In SEO, a competitor analysis is one of the most important steps you must take before setting your SEO strategy.

This analysis looks deeper into your competition's links, keywords, content, and on-site SEO to find out what makes it tick.

By performing a competitor analysis, you know where you are, and what you must do to move forward.

If you don't do a competition analysis as part of your initial SEO discovery process, your SEO strategy will likely not yield the returns you are expecting.

You are flying blind and trying to hit a blank target with an arrow.

Your competition analysis will tell you the following things:

  • The techniques that really work in your industry.
  • Which keywords your competition is going after.
  • What your competition is doing for links.
  • What your competition is doing for content.
  • What they are doing for on-page SEO.
  • The weaknesses in your competition's SEO strategy.
  • How you should implement SEO tasks moving forward.
  • What you must do to beat those competitors.

To perform an effective competitor analysis, you should analyze the three areas that matter most to moving the needle: technical SEO, content, and links.

You Must Assess What Really Works in the Industry

In order to beat the competition you are up against, you must assess things that are really working in your industry.

What does this really mean?

Your competition, in order to achieve the top spot on Google, is going to implement a robust SEO strategy to take the top spot. They will have links, content, and a crawlable website.

In most cases, however, one or more of these instances may have weaknesses in the implementation.

And this is what you are after: to figure out what your competition's weaknesses are and how to leverage them so your website reaches its full potential in the SERPs (search engine results pages).

Your goal must also be to assess what's really working in your industry.

For example: as a business owner, you may think you want to beat the store down the street that is selling the same blue widgets you are.

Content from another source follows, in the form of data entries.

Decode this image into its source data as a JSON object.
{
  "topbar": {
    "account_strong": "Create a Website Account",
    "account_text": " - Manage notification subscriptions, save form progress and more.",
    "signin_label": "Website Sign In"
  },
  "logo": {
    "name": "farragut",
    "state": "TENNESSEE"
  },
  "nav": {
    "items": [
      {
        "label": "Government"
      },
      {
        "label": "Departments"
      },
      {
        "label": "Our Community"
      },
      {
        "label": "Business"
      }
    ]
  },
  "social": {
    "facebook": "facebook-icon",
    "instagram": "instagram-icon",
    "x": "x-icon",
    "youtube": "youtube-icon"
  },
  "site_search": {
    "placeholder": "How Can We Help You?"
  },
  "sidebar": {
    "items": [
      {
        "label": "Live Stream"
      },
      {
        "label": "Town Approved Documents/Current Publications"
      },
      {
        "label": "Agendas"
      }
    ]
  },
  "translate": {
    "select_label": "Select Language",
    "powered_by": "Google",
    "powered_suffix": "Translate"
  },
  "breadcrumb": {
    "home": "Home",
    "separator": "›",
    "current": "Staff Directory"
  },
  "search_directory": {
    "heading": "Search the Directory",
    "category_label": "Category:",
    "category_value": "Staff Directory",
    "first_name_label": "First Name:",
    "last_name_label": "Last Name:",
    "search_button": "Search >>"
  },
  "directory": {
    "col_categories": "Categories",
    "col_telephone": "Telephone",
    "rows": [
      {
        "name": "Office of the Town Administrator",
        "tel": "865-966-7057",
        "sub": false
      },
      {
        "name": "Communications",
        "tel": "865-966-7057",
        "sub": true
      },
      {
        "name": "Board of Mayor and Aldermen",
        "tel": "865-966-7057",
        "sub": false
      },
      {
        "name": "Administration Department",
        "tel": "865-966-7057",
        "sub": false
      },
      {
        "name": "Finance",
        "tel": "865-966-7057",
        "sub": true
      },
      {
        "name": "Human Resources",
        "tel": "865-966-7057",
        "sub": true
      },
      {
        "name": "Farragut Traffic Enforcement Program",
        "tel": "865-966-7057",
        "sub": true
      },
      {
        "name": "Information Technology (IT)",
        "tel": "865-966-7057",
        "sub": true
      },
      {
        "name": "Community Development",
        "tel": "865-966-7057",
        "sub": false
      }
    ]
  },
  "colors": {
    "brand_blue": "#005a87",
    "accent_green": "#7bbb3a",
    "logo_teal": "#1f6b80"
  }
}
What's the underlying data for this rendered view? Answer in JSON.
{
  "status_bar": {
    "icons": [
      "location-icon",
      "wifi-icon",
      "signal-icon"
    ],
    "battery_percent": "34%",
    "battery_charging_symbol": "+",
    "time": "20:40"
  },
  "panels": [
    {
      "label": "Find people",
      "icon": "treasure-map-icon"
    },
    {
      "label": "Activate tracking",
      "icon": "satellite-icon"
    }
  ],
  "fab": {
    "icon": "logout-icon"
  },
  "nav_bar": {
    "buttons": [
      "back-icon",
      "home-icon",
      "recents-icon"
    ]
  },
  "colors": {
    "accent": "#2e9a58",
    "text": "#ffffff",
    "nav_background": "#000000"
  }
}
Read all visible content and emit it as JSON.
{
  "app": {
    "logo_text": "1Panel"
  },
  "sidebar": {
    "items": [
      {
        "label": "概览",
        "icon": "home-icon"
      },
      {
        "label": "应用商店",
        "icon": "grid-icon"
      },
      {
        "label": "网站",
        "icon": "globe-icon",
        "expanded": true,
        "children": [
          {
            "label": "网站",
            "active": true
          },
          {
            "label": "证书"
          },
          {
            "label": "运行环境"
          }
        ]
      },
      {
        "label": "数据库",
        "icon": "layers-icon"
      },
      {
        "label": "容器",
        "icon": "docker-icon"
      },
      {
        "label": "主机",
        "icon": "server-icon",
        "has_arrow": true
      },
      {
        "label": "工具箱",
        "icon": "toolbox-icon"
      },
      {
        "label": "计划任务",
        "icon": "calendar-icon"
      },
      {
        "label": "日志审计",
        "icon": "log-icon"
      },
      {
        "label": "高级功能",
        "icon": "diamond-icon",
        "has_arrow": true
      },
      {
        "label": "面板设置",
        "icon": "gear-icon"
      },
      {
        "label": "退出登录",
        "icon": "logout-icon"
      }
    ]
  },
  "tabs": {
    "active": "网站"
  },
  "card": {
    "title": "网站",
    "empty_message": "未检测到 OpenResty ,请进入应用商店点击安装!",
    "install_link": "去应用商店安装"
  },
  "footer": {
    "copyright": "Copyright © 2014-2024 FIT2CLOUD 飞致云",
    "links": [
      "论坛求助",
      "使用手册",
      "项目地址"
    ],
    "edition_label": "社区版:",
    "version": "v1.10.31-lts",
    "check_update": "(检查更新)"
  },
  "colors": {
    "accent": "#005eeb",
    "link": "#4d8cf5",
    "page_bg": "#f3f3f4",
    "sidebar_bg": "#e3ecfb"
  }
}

But, you are limiting yourself.

If you place such a limit on a single competitor, you will miss the forest for the trees and wonder why your SEO strategy isn't as robust as you were thinking it was when you started.

The store down the street has an even narrower mindset than you.

They want to beat their uncle Sal who has a store specializing in red widgets.

While red widgets are a far cry from blue widgets, they are still somewhat related.

See the flaw in this strategy?

Taking a myopic approach such as this will only lead to you beating a competitor you want to beat, who has an even narrower strategy than you do.

Instead, you must focus on the broader market, find the keywords that are driving traffic to your competitor's websites, and analyze what they are doing to achieve the top position in the SERPs.

Changing your focus to the broader approach will only serve to create an even better net for you to catch that traffic that will change your overall SEO outlook.

And only changing to the broader approach will really give you insight into what really works for your industry, while using these techniques to adapt properly to more than what you initially envisioned, even if that changes due to your competitor analysis.

This is also why creating an in-depth competitor analysis is a critical component of any SEO strategy. This depth is what will help you decide every SEO point moving forward.

A Competitor Analysis Is Not Guessing

Let's make one thing clear: performing an analysis of your competitors is not playing a guessing game.

Instead, this analysis is based on tried and true factors in SEO.

These factors are what will make or break your success when you analyze them properly.

With a proper competitor analysis, these factors can be tweaked and refined even further to achieve the rankings you are after.

But, if your competitor analysis leaves out critical factors, you may be prone to making an educated guess.

This is something you want to avoid entirely.

Guessing is fine if you're not aiming to make your client any money with your analysis. But, beware of making guesses based on past experience when you do these analyses.

As you look into competitor analyses, you may run into several terms.

These include keyword gap and content gap analyses.